America's Worst President Also Most Qualified

THE 2024 ELECTION is a long way off, but hopeful presidential candidates are already beginning to campaign. Former president Donald Trump announced in November that he is running again. Nikki Haley, a former South Carolina governor and ambassador to the United Nations, formally declared her candidacy last week. As the field grows more crowded, candidates will be touting their resumes and experience — which makes this President's Day weekend an apt moment for a historical reminder that glittering credentials are no assurance of a candidate's fitness for the White House.
When James Buchanan was elected to be the 15th president of the United States in 1856, America was riven by sectional tensions and a deepening antagonism over slavery — an antagonism that had descended to violence in "Bleeding Kansas," where scores of pro- and antislavery settlers were murdering each other in a fight over the territory's future status.

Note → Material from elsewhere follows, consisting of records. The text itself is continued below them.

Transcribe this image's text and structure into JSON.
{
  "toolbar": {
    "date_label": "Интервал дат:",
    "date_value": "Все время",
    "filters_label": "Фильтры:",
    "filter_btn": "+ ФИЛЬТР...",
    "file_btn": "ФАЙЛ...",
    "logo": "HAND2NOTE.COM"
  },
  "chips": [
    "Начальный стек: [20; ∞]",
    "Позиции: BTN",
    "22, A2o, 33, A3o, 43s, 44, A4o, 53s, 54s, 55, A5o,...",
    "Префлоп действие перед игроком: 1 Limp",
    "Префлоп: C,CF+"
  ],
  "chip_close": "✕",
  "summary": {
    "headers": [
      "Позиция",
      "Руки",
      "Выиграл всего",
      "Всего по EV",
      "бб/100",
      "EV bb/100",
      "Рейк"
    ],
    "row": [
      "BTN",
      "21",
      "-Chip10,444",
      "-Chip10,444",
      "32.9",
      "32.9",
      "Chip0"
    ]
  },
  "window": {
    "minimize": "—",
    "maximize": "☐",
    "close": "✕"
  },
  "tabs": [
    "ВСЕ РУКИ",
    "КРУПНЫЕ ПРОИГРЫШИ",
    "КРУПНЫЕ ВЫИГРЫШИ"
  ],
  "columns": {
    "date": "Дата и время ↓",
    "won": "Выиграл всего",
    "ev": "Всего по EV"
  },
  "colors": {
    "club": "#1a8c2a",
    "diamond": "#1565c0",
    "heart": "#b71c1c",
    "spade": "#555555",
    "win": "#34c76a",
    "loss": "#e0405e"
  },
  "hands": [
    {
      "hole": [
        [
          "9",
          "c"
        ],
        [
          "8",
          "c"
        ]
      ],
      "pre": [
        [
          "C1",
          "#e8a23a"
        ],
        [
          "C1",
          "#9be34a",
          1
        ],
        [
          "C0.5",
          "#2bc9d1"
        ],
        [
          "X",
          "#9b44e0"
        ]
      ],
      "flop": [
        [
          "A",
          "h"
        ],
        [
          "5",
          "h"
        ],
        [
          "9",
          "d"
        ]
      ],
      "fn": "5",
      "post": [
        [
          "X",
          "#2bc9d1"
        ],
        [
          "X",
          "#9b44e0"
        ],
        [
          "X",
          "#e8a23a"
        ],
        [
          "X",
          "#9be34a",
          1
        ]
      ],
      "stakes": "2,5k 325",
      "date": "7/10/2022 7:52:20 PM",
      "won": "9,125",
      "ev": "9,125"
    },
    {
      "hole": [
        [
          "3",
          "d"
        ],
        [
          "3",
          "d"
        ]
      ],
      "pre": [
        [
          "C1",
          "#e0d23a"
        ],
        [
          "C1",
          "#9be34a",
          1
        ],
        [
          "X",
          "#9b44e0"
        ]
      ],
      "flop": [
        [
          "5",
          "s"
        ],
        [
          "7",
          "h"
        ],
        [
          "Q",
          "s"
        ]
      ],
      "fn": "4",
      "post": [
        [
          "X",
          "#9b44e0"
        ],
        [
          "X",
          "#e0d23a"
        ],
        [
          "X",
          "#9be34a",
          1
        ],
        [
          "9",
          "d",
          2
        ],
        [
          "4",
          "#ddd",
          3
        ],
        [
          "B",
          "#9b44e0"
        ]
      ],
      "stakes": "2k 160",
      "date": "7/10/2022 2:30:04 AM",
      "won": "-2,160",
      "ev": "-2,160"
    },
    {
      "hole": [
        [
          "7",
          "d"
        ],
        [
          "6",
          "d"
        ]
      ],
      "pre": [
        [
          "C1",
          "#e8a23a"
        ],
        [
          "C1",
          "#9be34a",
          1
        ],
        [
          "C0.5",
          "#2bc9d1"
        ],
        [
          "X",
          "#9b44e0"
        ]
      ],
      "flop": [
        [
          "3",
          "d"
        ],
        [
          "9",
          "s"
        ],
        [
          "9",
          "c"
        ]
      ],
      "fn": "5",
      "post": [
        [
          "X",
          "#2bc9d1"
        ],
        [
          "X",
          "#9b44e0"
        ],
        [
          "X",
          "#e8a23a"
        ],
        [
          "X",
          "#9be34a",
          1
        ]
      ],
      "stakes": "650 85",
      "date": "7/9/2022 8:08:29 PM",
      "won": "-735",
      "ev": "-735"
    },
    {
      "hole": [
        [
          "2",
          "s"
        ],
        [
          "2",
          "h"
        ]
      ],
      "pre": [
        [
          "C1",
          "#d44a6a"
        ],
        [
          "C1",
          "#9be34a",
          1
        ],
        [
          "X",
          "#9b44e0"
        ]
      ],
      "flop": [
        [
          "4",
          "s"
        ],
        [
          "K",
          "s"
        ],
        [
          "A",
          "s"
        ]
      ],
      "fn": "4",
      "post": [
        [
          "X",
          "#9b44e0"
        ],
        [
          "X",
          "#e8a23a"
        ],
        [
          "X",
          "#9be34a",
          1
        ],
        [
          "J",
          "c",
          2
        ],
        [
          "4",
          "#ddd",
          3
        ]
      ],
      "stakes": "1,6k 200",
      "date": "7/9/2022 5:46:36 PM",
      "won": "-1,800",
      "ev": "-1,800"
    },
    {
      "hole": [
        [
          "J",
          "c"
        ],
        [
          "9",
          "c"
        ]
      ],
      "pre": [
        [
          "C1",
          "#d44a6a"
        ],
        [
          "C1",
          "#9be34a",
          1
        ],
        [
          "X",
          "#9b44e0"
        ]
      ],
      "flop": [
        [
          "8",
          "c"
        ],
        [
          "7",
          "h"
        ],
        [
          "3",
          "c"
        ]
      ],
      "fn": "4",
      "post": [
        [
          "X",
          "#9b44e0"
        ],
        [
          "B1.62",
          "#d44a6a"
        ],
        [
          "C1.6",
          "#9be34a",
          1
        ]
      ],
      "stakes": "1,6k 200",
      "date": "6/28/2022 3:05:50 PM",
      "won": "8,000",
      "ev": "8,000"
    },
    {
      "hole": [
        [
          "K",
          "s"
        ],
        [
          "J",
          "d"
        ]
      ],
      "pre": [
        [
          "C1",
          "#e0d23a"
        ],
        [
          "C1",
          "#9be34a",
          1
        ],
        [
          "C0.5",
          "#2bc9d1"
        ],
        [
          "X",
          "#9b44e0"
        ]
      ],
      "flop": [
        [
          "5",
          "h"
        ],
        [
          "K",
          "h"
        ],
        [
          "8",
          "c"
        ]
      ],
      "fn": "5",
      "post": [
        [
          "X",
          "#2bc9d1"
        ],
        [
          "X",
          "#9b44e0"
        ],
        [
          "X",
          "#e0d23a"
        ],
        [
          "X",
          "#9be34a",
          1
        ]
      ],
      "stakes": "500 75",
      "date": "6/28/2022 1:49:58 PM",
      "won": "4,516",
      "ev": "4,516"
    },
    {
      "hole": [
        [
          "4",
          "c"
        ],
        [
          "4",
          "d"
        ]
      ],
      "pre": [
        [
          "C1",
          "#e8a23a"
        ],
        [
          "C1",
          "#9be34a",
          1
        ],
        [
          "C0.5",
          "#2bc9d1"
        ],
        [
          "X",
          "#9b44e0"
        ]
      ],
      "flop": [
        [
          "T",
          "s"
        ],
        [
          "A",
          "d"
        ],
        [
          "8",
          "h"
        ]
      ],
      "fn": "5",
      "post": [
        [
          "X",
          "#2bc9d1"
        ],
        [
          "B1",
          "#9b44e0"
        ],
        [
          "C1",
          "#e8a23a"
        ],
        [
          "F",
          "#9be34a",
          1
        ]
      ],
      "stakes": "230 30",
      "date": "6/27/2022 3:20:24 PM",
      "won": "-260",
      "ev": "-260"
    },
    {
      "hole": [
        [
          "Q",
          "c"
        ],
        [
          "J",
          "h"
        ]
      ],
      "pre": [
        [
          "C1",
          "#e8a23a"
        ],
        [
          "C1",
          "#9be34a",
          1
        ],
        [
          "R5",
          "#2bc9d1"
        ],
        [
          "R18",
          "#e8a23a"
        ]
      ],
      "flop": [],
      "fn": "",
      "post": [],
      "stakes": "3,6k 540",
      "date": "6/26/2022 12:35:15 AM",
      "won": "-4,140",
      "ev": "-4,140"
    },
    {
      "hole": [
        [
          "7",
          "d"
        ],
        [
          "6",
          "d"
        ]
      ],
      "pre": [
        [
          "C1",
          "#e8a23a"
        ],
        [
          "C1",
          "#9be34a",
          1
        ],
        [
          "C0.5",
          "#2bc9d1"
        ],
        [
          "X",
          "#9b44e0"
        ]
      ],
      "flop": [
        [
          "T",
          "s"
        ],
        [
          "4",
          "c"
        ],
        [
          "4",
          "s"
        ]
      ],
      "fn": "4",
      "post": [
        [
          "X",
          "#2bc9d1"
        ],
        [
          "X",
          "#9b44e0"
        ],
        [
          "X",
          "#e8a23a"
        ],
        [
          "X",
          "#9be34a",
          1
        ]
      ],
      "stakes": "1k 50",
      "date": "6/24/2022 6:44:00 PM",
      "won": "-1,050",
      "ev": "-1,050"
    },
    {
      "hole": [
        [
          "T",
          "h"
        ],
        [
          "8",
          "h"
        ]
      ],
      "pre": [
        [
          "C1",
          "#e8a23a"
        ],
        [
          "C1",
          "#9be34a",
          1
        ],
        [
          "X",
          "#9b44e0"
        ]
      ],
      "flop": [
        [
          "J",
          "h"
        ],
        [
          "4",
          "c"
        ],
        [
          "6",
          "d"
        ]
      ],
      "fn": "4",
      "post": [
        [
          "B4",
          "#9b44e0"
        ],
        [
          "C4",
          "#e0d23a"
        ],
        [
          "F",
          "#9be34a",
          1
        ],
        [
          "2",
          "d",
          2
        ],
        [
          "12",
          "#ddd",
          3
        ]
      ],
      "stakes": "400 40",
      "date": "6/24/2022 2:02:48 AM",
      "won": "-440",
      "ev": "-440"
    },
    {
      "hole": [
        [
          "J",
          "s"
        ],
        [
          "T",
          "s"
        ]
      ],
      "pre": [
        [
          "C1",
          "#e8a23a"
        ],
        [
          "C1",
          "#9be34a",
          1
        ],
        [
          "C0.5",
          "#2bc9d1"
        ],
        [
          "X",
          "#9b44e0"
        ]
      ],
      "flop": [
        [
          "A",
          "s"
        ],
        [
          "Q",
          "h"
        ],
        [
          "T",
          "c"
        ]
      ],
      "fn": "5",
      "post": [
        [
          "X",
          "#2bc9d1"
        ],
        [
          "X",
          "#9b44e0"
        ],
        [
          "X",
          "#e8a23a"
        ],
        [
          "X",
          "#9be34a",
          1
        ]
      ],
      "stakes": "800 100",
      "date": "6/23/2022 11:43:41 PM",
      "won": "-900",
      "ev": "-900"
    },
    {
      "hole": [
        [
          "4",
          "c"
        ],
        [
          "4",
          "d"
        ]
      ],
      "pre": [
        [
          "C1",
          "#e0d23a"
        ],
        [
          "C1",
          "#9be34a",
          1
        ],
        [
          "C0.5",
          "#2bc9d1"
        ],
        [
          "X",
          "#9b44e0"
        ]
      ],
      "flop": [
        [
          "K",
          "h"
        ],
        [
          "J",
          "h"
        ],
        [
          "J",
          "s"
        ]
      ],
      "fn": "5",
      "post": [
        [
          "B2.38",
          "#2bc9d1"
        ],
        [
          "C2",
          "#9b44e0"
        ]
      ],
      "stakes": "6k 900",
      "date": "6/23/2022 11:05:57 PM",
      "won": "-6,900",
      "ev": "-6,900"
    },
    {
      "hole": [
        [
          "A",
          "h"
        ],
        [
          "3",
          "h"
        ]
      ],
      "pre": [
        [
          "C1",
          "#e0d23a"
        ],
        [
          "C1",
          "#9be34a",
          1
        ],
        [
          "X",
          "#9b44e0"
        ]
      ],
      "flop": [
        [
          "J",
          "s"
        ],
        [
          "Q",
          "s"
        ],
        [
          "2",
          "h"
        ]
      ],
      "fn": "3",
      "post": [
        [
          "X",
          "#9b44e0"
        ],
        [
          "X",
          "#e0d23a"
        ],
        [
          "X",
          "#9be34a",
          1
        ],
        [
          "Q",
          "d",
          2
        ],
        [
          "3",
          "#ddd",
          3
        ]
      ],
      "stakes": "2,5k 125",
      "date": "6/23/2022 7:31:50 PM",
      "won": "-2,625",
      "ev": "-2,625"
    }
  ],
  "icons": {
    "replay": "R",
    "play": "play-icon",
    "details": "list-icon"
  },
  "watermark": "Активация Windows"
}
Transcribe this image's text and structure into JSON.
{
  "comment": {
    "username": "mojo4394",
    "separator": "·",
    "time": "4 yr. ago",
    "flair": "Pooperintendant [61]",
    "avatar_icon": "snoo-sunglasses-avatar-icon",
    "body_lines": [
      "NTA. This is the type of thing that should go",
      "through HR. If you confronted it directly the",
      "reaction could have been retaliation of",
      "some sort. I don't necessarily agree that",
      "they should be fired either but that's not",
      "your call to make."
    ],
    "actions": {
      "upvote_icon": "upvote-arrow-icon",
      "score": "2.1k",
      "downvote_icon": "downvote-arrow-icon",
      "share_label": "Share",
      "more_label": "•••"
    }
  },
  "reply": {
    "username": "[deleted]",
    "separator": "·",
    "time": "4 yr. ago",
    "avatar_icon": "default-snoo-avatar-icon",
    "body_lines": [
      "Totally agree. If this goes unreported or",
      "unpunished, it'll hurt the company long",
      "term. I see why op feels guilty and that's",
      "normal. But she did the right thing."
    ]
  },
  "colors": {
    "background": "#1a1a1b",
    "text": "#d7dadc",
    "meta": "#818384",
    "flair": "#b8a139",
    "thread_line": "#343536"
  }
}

To many Americans, it must have been reassuring to see a president with Buchanan's extraordinary record in public life take the helm. The 65-year-old Pennsylvanian had begun his political career as the youngest member of the state legislature before winning five terms in the US House of Representatives. In 1832, Andrew Jackson appointed him ambassador to Russia. He was elected twice to the Senate, served as secretary of state under James Polk, and was chosen by Franklin Pierce to be ambassador to Great Britain.